Sadly, debt rose at an even faster pace: the top 20 now collectively owe 475% more than 10 years ago. Protected by legislation that treats them like non-profit organisations, clubs have traditionally spent unwisely. Most of them either own decrepit arenas or nothing at all – six-times national champions and the club with the biggest fanbase, Flamengo, being the prime example. This chaotic scenario is an attractive opportunity for agents and investors looking for business.
DIS, for example, had a 300% return (£4.7m) for the £1.4m they paid for Neymar’s rights even before it came to light that Barcelona had in fact paid a much higher sum than they originally disclosed. At the time of the move, Barcelona said the transfer was worth £48.6m but, after questions were raised by a member of the club, they were forced to release documents showing the full cost to be more than £71m. DIS is now threatening court action to get a bigger slice of the transfer fee, much of which it has since been disclosed had been paid secretely to N&N, a company run by Neymar Sr, through a string of “consultancy deals” prompting tax investigations in both Brazil and Spain.
Apart from TV rights, sold individually, player transfers are the biggest source of income in Brazilian football and, according to Fifa, the country was the biggest net winner in the international transfer window between 2011 and 2014, pocketing £361m.
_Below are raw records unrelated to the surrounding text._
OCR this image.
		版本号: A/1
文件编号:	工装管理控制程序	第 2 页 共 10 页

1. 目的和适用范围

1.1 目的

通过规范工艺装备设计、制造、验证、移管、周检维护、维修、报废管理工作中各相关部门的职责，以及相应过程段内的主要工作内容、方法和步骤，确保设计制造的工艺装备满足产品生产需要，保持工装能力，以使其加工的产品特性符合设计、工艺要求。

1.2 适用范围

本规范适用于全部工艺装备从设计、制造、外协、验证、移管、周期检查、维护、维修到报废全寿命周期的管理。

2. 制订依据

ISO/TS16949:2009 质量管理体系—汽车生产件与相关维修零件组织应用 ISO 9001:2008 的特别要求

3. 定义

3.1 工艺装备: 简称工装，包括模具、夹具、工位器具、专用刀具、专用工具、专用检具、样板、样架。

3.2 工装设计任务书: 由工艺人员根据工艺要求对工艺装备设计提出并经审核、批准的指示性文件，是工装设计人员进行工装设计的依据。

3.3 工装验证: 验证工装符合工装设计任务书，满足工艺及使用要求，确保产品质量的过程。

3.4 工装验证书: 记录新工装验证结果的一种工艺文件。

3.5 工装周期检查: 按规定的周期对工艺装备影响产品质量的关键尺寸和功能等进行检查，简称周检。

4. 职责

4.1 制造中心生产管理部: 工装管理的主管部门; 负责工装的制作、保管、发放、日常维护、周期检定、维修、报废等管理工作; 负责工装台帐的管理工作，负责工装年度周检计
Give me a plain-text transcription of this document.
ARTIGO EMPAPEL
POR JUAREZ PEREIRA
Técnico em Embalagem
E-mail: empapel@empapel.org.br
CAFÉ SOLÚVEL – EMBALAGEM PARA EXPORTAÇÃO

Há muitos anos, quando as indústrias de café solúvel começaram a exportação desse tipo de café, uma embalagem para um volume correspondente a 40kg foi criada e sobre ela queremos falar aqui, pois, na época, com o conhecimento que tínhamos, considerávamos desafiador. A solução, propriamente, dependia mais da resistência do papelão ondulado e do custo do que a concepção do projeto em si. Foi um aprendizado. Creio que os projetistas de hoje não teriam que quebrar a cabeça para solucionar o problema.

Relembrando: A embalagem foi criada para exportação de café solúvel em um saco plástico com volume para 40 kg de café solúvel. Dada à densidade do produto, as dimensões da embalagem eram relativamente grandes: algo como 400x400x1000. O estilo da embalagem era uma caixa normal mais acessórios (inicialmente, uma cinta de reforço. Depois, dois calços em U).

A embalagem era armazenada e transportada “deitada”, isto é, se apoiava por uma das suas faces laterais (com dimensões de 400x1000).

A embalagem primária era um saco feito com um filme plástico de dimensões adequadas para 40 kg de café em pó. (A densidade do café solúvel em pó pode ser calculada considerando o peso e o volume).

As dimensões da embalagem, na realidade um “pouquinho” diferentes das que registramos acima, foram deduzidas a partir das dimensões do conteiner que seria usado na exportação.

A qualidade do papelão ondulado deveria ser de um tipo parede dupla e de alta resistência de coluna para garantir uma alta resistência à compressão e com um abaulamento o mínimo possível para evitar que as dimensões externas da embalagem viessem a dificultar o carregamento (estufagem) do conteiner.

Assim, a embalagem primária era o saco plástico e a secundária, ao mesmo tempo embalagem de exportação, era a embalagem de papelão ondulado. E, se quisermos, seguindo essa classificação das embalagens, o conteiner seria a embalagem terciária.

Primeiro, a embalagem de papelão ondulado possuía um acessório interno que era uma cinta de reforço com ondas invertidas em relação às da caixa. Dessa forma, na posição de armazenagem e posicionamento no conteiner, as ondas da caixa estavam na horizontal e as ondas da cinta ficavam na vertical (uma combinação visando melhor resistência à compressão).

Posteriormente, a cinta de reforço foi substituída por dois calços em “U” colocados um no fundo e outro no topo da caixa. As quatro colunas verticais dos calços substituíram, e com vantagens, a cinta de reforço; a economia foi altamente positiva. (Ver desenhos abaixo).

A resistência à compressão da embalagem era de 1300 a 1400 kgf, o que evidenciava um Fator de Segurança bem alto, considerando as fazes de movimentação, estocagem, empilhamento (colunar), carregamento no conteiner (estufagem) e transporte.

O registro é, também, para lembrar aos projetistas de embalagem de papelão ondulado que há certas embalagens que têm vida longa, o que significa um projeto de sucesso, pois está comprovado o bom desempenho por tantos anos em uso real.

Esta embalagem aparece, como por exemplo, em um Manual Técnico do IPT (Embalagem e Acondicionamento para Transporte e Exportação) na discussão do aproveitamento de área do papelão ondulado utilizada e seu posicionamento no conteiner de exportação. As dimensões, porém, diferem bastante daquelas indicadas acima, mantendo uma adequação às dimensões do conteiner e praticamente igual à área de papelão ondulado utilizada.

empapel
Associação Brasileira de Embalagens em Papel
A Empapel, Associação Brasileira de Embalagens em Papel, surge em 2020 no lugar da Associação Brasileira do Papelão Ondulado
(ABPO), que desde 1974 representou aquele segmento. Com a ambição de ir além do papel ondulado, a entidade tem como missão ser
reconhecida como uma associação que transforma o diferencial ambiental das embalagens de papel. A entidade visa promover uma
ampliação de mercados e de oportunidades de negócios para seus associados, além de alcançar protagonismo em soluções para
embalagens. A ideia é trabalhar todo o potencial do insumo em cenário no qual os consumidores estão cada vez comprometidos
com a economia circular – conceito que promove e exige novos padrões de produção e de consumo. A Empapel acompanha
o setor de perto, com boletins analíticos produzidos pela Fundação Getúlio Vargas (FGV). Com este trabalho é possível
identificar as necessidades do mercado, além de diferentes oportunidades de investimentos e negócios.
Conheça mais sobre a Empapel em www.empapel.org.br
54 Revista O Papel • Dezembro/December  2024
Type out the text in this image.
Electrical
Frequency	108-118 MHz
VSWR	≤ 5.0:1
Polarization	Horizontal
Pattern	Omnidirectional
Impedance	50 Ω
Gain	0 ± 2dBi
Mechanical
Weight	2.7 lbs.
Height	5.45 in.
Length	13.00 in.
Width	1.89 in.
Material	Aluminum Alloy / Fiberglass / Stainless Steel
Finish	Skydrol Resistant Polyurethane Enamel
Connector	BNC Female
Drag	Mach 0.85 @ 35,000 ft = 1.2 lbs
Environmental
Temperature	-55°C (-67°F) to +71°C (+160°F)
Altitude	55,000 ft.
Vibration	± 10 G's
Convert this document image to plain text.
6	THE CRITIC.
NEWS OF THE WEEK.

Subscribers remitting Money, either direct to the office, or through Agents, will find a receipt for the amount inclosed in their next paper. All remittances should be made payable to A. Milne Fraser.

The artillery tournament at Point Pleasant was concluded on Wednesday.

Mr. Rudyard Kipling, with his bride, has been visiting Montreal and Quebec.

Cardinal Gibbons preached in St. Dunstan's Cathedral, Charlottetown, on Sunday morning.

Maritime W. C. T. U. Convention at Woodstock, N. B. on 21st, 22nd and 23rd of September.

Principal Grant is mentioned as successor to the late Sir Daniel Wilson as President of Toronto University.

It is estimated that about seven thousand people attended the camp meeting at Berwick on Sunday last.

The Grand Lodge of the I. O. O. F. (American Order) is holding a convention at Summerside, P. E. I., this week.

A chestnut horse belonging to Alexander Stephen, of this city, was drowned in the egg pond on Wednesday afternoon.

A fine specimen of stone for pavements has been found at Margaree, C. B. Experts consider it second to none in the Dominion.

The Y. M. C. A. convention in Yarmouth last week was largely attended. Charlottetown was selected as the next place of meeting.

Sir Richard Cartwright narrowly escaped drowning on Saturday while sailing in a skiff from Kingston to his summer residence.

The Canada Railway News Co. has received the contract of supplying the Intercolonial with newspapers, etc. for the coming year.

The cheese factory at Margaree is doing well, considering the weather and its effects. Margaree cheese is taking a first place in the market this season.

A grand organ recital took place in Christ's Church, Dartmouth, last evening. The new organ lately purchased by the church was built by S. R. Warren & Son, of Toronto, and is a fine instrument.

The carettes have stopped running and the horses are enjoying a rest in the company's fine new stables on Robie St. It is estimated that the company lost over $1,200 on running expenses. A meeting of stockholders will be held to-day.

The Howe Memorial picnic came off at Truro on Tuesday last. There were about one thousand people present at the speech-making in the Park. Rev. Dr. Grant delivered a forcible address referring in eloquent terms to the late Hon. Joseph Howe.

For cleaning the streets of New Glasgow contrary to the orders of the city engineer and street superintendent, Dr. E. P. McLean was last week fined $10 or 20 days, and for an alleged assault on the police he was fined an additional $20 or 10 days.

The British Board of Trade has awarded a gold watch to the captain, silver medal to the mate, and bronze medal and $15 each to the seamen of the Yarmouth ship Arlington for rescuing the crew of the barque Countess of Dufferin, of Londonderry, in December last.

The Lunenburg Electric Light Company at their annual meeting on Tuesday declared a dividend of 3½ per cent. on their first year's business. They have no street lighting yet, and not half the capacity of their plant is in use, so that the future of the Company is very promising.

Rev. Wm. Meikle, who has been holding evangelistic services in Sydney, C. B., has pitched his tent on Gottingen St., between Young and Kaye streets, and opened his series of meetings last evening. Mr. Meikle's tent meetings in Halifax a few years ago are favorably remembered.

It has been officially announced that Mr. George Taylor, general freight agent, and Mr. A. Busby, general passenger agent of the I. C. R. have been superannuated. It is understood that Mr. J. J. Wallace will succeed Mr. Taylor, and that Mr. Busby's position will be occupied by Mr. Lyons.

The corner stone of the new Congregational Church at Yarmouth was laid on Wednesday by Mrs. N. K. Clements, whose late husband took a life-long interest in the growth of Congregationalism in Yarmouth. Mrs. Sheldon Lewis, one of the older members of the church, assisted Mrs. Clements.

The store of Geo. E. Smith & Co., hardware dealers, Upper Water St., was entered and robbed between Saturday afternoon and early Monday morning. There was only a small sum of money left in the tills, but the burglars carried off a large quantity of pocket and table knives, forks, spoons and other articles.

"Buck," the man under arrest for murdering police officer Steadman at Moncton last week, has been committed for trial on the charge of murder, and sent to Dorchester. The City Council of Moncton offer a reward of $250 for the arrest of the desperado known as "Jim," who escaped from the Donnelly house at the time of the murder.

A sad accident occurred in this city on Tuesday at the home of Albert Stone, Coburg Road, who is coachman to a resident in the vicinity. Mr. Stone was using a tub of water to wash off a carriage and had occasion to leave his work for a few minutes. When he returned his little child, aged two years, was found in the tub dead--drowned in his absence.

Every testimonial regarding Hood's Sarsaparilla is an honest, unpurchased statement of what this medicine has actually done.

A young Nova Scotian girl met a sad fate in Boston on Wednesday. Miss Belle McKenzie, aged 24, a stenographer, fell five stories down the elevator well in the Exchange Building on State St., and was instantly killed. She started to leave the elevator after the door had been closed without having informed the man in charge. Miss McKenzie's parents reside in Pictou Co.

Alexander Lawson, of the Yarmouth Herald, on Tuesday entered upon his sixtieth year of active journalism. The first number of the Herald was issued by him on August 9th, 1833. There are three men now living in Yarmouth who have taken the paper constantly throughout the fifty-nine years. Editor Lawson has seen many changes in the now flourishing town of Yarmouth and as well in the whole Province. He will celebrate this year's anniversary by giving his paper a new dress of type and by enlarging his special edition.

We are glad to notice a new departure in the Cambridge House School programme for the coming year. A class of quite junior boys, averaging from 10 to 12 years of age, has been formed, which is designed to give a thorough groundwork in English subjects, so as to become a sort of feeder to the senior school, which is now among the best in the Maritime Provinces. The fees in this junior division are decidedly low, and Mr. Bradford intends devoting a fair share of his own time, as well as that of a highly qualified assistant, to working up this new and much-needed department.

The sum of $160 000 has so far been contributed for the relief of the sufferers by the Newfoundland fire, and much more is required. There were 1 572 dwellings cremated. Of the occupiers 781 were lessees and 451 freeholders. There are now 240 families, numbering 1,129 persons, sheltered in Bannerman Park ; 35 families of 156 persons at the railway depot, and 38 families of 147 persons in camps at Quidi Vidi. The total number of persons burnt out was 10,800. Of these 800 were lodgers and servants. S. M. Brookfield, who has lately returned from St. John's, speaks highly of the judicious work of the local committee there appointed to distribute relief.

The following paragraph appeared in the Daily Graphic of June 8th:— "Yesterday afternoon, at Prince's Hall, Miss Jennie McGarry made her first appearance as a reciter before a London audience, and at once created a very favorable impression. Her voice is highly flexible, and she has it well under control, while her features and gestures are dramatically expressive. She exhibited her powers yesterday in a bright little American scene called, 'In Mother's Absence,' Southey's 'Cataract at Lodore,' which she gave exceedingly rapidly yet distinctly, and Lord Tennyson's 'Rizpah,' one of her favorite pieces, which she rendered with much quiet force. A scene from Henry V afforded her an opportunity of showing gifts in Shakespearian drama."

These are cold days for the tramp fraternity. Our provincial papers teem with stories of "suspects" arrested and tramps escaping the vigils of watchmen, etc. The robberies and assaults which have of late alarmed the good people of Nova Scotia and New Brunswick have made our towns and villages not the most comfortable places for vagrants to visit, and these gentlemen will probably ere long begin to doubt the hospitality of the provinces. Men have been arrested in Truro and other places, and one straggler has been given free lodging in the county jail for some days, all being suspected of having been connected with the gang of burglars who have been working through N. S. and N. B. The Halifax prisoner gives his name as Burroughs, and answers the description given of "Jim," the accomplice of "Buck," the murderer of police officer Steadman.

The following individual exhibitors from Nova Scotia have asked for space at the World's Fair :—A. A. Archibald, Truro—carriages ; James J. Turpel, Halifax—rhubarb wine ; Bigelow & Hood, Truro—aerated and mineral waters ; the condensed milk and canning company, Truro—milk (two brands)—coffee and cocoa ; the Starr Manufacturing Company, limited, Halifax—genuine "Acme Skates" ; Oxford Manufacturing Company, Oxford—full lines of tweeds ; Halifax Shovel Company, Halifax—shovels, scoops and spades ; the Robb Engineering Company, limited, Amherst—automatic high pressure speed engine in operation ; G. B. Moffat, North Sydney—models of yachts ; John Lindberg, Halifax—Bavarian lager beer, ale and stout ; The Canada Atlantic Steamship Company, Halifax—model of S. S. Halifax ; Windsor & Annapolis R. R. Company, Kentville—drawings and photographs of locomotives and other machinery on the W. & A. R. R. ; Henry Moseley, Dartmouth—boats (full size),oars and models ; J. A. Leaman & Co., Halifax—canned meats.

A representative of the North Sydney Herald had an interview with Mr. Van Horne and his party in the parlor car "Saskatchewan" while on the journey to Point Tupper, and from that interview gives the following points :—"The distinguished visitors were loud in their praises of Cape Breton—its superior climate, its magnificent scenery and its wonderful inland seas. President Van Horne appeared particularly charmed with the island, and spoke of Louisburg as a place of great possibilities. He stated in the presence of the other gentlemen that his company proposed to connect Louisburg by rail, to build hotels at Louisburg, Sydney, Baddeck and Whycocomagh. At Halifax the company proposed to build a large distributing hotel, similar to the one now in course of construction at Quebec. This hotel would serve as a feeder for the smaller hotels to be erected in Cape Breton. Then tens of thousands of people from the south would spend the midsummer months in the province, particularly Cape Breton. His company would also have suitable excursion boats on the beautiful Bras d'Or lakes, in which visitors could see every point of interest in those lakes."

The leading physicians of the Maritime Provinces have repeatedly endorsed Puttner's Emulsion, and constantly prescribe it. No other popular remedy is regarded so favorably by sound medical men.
It is quite likely that DIS and similar financial backers were left with the widest smiles.
“Investors are a necessary evil [for Brazilian football] because the financial pressures mean that few clubs can sign players without some external backing,” reckons Paulo Nobre, the president of Palmeiras, where 117 out of 195 players across first team and youth academies are not 100% owned by the club.
It looks immediately obvious that without outside investors Brazilian teams will be less able to attend to salary demands and therefore more vulnerable to poaching from overseas clubs. Fifa’s proposals could also affect the considerable number of repatriations that took place in the last few years.
What is certain is that Brazilian football could have done without another bombshell in 2014 – the year in which the were so unceremoniously torn apart by Germany in the World Cup semi-final in front of their own fans and where the Campeonato Brasileiro – the country’s premier competition – currently has an average attendance of 15,844. Hardly the massive post-tournament jump clubs had hoped for.
There are those who see the glass half-full. “It’s actually a very positive step for Brazilian football,” says Amir Somoggi, one of Brazil’s most respected football business experts. “Clubs will obviously take a financial hit in the short term but Fifa’s ban on third-party ownership should instead be seen as an opportunity. Clubs will have to focus more seriously on youth development and at least they will keep the money when their players are sold.
“The ruling will force Brazilian clubs to actually become more professional and modernise how they work their sponsorship and supporter service operations. Whoever has their feet on the ground will have financial and sporting success.”
However, some clubs sense a conspiracy orchestrated by Uefa to knock down transfer costs for European clubs when they go shopping. The Brazilian Football Confederation (whose elected president, Marco Polo Del Nero, has already said he would rather see tougher regulation in place instead of a complete ban on third-party ownership), led the South American lobbying against the decision in vain.
Brazilian clubs have a maximum of four years to shape up. Their bubble has been well and truly burst.